Conferenza StampaPOZZUOLI – Ieri, presso Palazzo Migliaresi – Rione Terra, sì è tenuta la conferenza stampa di presentazione della IX edizione della Rassegna di Cortometraggi al Femminile “A corto di donne”, in programma a Pozzuoli dal 14 al 17 Luglio. Organizzata dall’omonima associazione culturale, di cui è presidente Rossana Maccario, la manifestazione è diventata ormai un punto di riferimento per tantissime registe che, attraverso le loro brevi opere, esprimono un punto di vista originale sul mondo contemporaneo, un occhio femminile su una realtà che nei ruoli decisionali, purtroppo, è ancora troppo “a Corto di Donne”.  La rassegna rappresenta anche un momento di incontro tra artiste provenienti da ogni continente, che trovano in Pozzuoli e nei Campi Flegrei un luogo di accoglienza ideale per confrontare i propri modelli artistici ed esistenziali.

LA RASSEGNA 2016 – Saranno 39 i cortometraggi in concorso, selezionati tra gli oltre 700 lavori pervenuti da 70 paesi di tutto il mondo, suddivisi in 4 sezioni: animazione, documentari, fiction e sperimentale. Una giuria, composta da prestigiosi esponenti dell’industria audiovisiva e dello spettacolo, decreterà la vincitrice per ogni categoria. Inoltre, una rappresentanza di studenti degli istituti superiori flegrei assegnerà il premio “Giuria Giovani”, selezionando, secondo il proprio giudizio, il miglior lavoro per ogni sezione. Fuori concorso, saranno proiettati un documentario dedicato alla eclettica artista e femminista partenopea, Lina Mangiacapre, realizzato da Nadia Pizzuti ed un corto prodotto dagli studenti flegrei “Quando si nasce giovani non si muore mai”.

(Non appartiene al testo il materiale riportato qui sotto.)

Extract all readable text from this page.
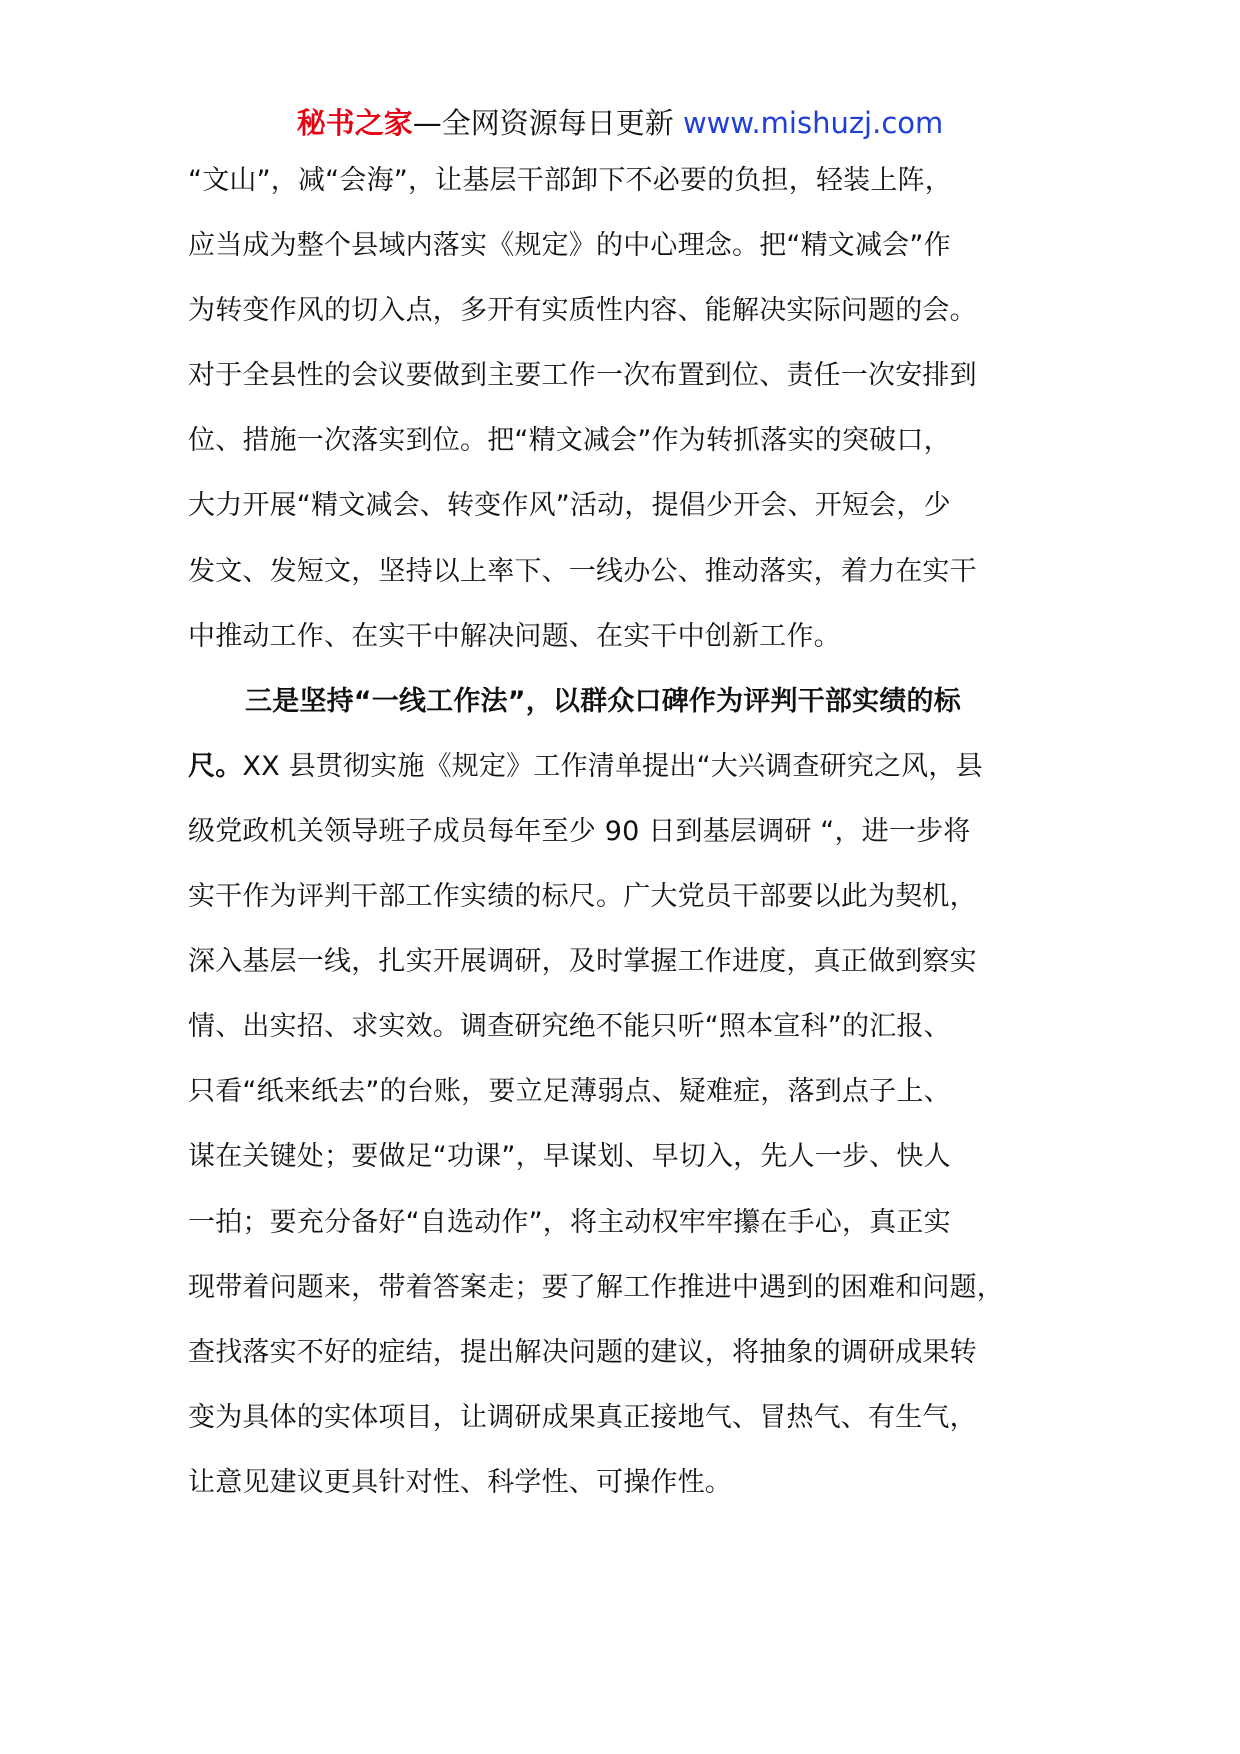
秘书之家—全网资源每日更新 www.mishuzj.com
“文山”，减“会海”，让基层干部卸下不必要的负担，轻装上阵，
应当成为整个县域内落实《规定》的中心理念。把“精文减会”作
为转变作风的切入点，多开有实质性内容、能解决实际问题的会。
对于全县性的会议要做到主要工作一次布置到位、责任一次安排到
位、措施一次落实到位。把“精文减会”作为转抓落实的突破口，
大力开展“精文减会、转变作风”活动，提倡少开会、开短会，少
发文、发短文，坚持以上率下、一线办公、推动落实，着力在实干
中推动工作、在实干中解决问题、在实干中创新工作。
三是坚持“一线工作法”，以群众口碑作为评判干部实绩的标
尺。XX 县贯彻实施《规定》工作清单提出“大兴调查研究之风，县
级党政机关领导班子成员每年至少 90 日到基层调研 “，进一步将
实干作为评判干部工作实绩的标尺。广大党员干部要以此为契机，
深入基层一线，扎实开展调研，及时掌握工作进度，真正做到察实
情、出实招、求实效。调查研究绝不能只听“照本宣科”的汇报、
只看“纸来纸去”的台账，要立足薄弱点、疑难症，落到点子上、
谋在关键处；要做足“功课”，早谋划、早切入，先人一步、快人
一拍；要充分备好“自选动作”，将主动权牢牢攥在手心，真正实
现带着问题来，带着答案走；要了解工作推进中遇到的困难和问题，
查找落实不好的症结，提出解决问题的建议，将抽象的调研成果转
变为具体的实体项目，让调研成果真正接地气、冒热气、有生气，
让意见建议更具针对性、科学性、可操作性。
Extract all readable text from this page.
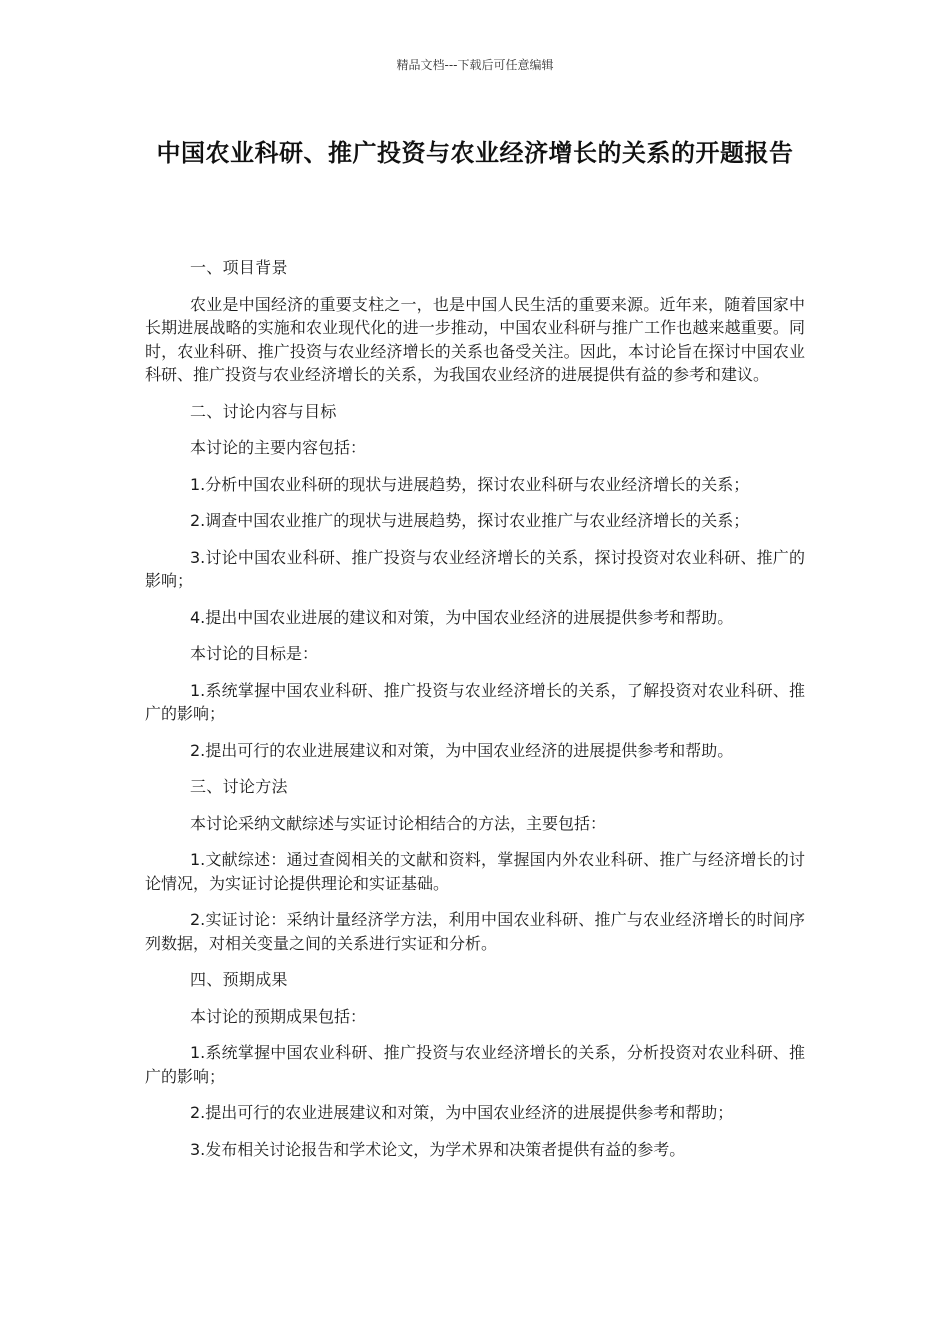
精品文档---下载后可任意编辑
中国农业科研、推广投资与农业经济增长的关系的开题报告

一、项目背景

农业是中国经济的重要支柱之一，也是中国人民生活的重要来源。近年来，随着国家中长期进展战略的实施和农业现代化的进一步推动，中国农业科研与推广工作也越来越重要。同时，农业科研、推广投资与农业经济增长的关系也备受关注。因此，本讨论旨在探讨中国农业科研、推广投资与农业经济增长的关系，为我国农业经济的进展提供有益的参考和建议。

二、讨论内容与目标

本讨论的主要内容包括：

1.分析中国农业科研的现状与进展趋势，探讨农业科研与农业经济增长的关系；

2.调查中国农业推广的现状与进展趋势，探讨农业推广与农业经济增长的关系；

3.讨论中国农业科研、推广投资与农业经济增长的关系，探讨投资对农业科研、推广的影响；

4.提出中国农业进展的建议和对策，为中国农业经济的进展提供参考和帮助。

本讨论的目标是：

1.系统掌握中国农业科研、推广投资与农业经济增长的关系，了解投资对农业科研、推广的影响；

2.提出可行的农业进展建议和对策，为中国农业经济的进展提供参考和帮助。

三、讨论方法

本讨论采纳文献综述与实证讨论相结合的方法，主要包括：

1.文献综述：通过查阅相关的文献和资料，掌握国内外农业科研、推广与经济增长的讨论情况，为实证讨论提供理论和实证基础。

2.实证讨论：采纳计量经济学方法，利用中国农业科研、推广与农业经济增长的时间序列数据，对相关变量之间的关系进行实证和分析。

四、预期成果

本讨论的预期成果包括：

1.系统掌握中国农业科研、推广投资与农业经济增长的关系，分析投资对农业科研、推广的影响；

2.提出可行的农业进展建议和对策，为中国农业经济的进展提供参考和帮助；

3.发布相关讨论报告和学术论文，为学术界和决策者提供有益的参考。
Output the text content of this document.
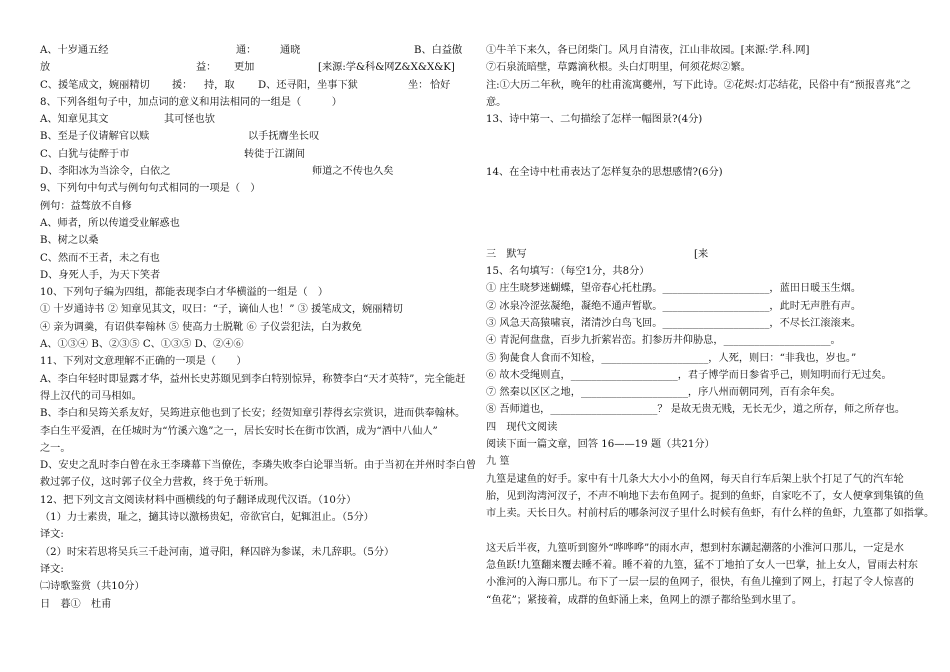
A、十岁通五经	通： 通晓	B、白益傲
放	益： 更加	[来源:学&科&网Z&X&X&K]
C、援笔成文，婉丽精切 援： 持，取 D、还寻阳，坐事下狱	坐： 恰好
8、下列各组句子中，加点词的意义和用法相同的一组是（　　　）
A、知章见其文	其可怪也欤
B、至是子仪请解官以赎	以手抚膺坐长叹
C、白犹与徒醉于市	转徙于江湖间
D、李阳冰为当涂令，白依之	师道之不传也久矣
9、下列句中句式与例句句式相同的一项是（　）
例句：益骜放不自修
A、师者，所以传道受业解惑也
B、树之以桑
C、然而不王者，未之有也
D、身死人手，为天下笑者
10、下列句子编为四组，都能表现李白才华横溢的一组是（　）
① 十岁通诗书 ② 知章见其文，叹曰：“子，谪仙人也！” ③ 援笔成文，婉丽精切
④ 亲为调羹，有诏供奉翰林 ⑤ 使高力士脱靴 ⑥ 子仪尝犯法，白为救免
A、①③④ B、②③⑤ C、①③⑤ D、②④⑥
11、下列对文意理解不正确的一项是（　　）
A、李白年轻时即显露才华，益州长史苏颋见到李白特别惊异，称赞李白“天才英特”，完全能赶
得上汉代的司马相如。
B、李白和吴筠关系友好，吴筠进京他也到了长安；经贺知章引荐得玄宗赏识，进而供奉翰林。
李白生平爱酒，在任城时为“竹溪六逸”之一，居长安时长在街市饮酒，成为“酒中八仙人”
之一。
D、安史之乱时李白曾在永王李璘幕下当僚佐，李璘失败李白论罪当斩。由于当初在并州时李白曾
救过郭子仪，这时郭子仪全力营救，终于免于斩刑。
12、把下列文言文阅读材料中画横线的句子翻译成现代汉语。（10分）
（1）力士素贵，耻之，擿其诗以激杨贵妃，帝欲官白，妃辄沮止。（5分）
译文:
（2）时宋若思将吴兵三千赴河南，道寻阳，释囚辟为参谋，未几辞职。（5分）
译文:
㈡诗歌鉴赏（共10分）
日　暮①　杜甫
①牛羊下来久，各已闭柴门。风月自清夜，江山非故园。[来源:学.科.网]
⑦石泉流暗壁，草露滴秋根。头白灯明里，何须花烬②繁。
注:①大历二年秋，晚年的杜甫流寓夔州，写下此诗。②花烬:灯芯结花，民俗中有“预报喜兆”之
意。
13、诗中第一、二句描绘了怎样一幅图景?(4分)
14、在全诗中杜甫表达了怎样复杂的思想感情?(6分)
三　默写	[来
15、名句填写：（每空1分，共8分）
① 庄生晓梦迷蝴蝶，望帝春心托杜鹃。_____________________，蓝田日暖玉生烟。
② 冰泉冷涩弦凝绝，凝绝不通声暂歇。_____________________，此时无声胜有声。
③ 风急天高猿啸哀，渚清沙白鸟飞回。_____________________，不尽长江滚滚来。
④ 青泥何盘盘，百步九折萦岩峦。扪参历井仰胁息，_____________________。
⑤ 狗彘食人食而不知检，_____________________，人死，则曰：“非我也，岁也。”
⑥ 故木受绳则直，_____________________，君子博学而日参省乎己，则知明而行无过矣。
⑦ 然秦以区区之地，_____________________，序八州而朝同列，百有余年矣。
⑧ 吾师道也，_____________________？ 是故无贵无贱，无长无少，道之所存，师之所存也。
四　现代文阅读
阅读下面一篇文章，回答 16——19 题（共21分）
九 篁
九篁是逮鱼的好手。家中有十几条大大小小的鱼网，每天自行车后架上驮个打足了气的汽车轮
胎，见到沟湾河汊子，不声不响地下去布鱼网子。捉到的鱼虾，自家吃不了，女人便拿到集镇的鱼
市上卖。天长日久。村前村后的哪条河汊子里什么时候有鱼虾，有什么样的鱼虾，九篁都了如指掌。
这天后半夜，九篁听到窗外“哗哗哗”的雨水声，想到村东涮起潮落的小淮河口那儿，一定是水
急鱼跃!九篁翻来覆去睡不着。睡不着的九篁，猛不丁地拍了女人一巴掌，扯上女人，冒雨去村东
小淮河的入海口那儿。布下了一层一层的鱼网子，很快，有鱼儿撞到了网上，打起了令人惊喜的
“鱼花”；紧接着，成群的鱼虾涌上来，鱼网上的漂子都给坠到水里了。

IL PROGRAMMA – Le proiezioni saranno ospitate presso la sala convegni del Complesso Agave Hotel (SS. 7/IV Domitiana Km 53+390), incontri e workshop si terranno presso il Rione Terra, nel centro storico della città. L’ingresso è libero fino ad esaurimento posti. Insomma, gli “ingredienti” ci sono tutti  per confermare i successi delle edizioni precedenti. Un’altra manifestazione di respiro internazionale che dimostra che a Pozzuoli si può fare cultura di qualità senza rinunciare agli aspetti turistici e promozionali di cui il territorio ha enorme bisogno.